Cela fait beaucoup d’agitations autour de cette nouvelle dimension aérienne, offensive et défensive, en Afghanistan, dans un conflit jusqu’ici essentiellement de type terrestre avec adjonction de forces et d’appui aérotransportés. Il est pour l’instant extrêmement difficile d’avoir une image générale précise de cette évolution, – et d’abord si elle a bien lieu, si elle est importante, si elle est spécifique et significative, etc. Des spéculations aussi nombreuses autour d’un événement dont certains faits sont avérés (augmentation drastiques des sorties de combat de l’USAF, crash du E-11A) font penser qu’il existe effectivement une dynamique nouvelle dans un conflit qui est proche de sa vingtième année dans la durée, qui est encalminé dans une montagne de narrativequi laissent parfois filtrer quelques vérités-de-situation, jusqu’à nous faire parler de “contre-simulacres”...

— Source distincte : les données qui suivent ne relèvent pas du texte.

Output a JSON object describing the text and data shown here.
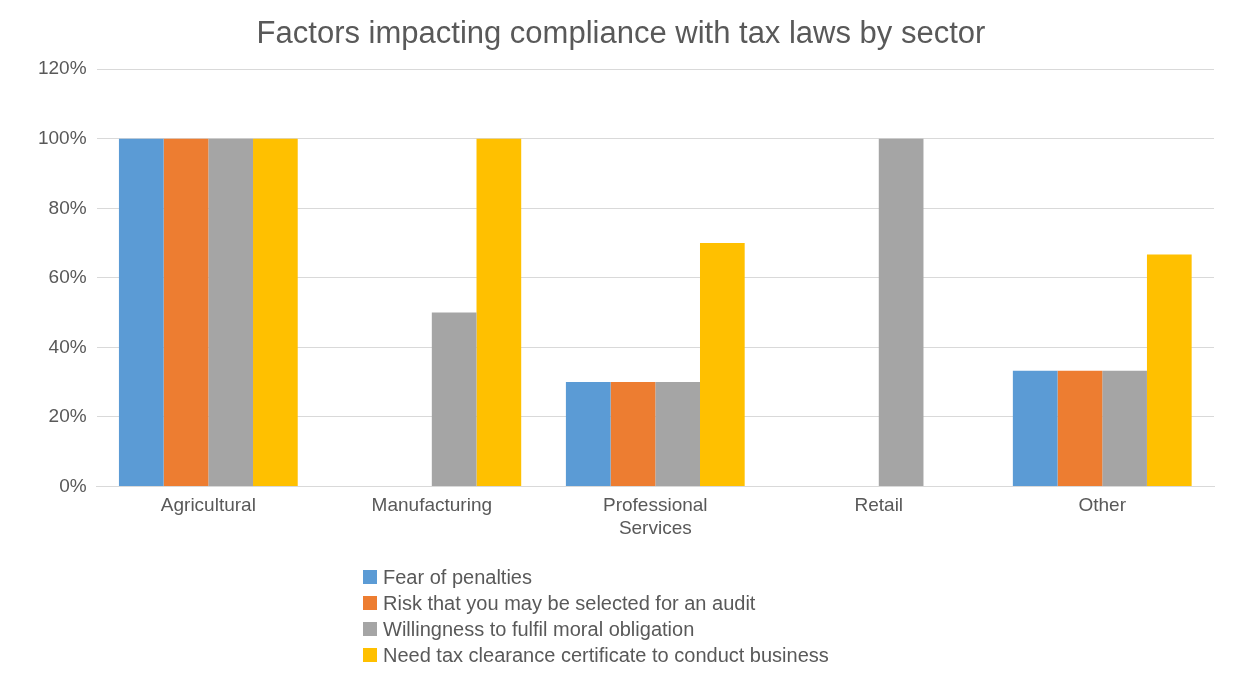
{
  "chart_data": {
    "type": "bar",
    "title": "Factors impacting compliance with tax laws by sector",
    "categories": [
      "Agricultural",
      "Manufacturing",
      "Professional Services",
      "Retail",
      "Other"
    ],
    "series": [
      {
        "name": "Fear of penalties",
        "color": "#5b9bd5",
        "values": [
          100,
          0,
          30,
          0,
          33.3
        ]
      },
      {
        "name": "Risk that you may be selected for an audit",
        "color": "#ed7d31",
        "values": [
          100,
          0,
          30,
          0,
          33.3
        ]
      },
      {
        "name": "Willingness to fulfil moral obligation",
        "color": "#a5a5a5",
        "values": [
          100,
          50,
          30,
          100,
          33.3
        ]
      },
      {
        "name": "Need tax clearance certificate to conduct business",
        "color": "#ffc000",
        "values": [
          100,
          100,
          70,
          0,
          66.7
        ]
      }
    ],
    "ylim": [
      0,
      120
    ],
    "yticks": [
      {
        "value": 0,
        "label": "0%"
      },
      {
        "value": 20,
        "label": "20%"
      },
      {
        "value": 40,
        "label": "40%"
      },
      {
        "value": 60,
        "label": "60%"
      },
      {
        "value": 80,
        "label": "80%"
      },
      {
        "value": 100,
        "label": "100%"
      },
      {
        "value": 120,
        "label": "120%"
      }
    ],
    "grid": "y",
    "legend": "bottom"
  }
}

Selon une logique intuitive que nous affectionnons dans la mesure où elle permet d’éventuellement ouvrir des horizons nouveaux, on dira qu’une possibilité sérieuse existe qu’il s’agisse d’un tournant dans le conflit afghan, si les forces US se trouvent dans une position de moins en moins aisée à tenir, avec de possibles pressions internes aux USA pour un retrait. D’autre part, on pourrait voir dans une telle possibilité une connexion directe avec une montée de l’activité iranienne asymétrique anti-US à la suite de l’assassinat de Soleimani. Il y a donc beaucoup d’interférences, suffisamment pour ne pas voir dans ces spéculations, justement, que des spéculations gratuites et sans fondement.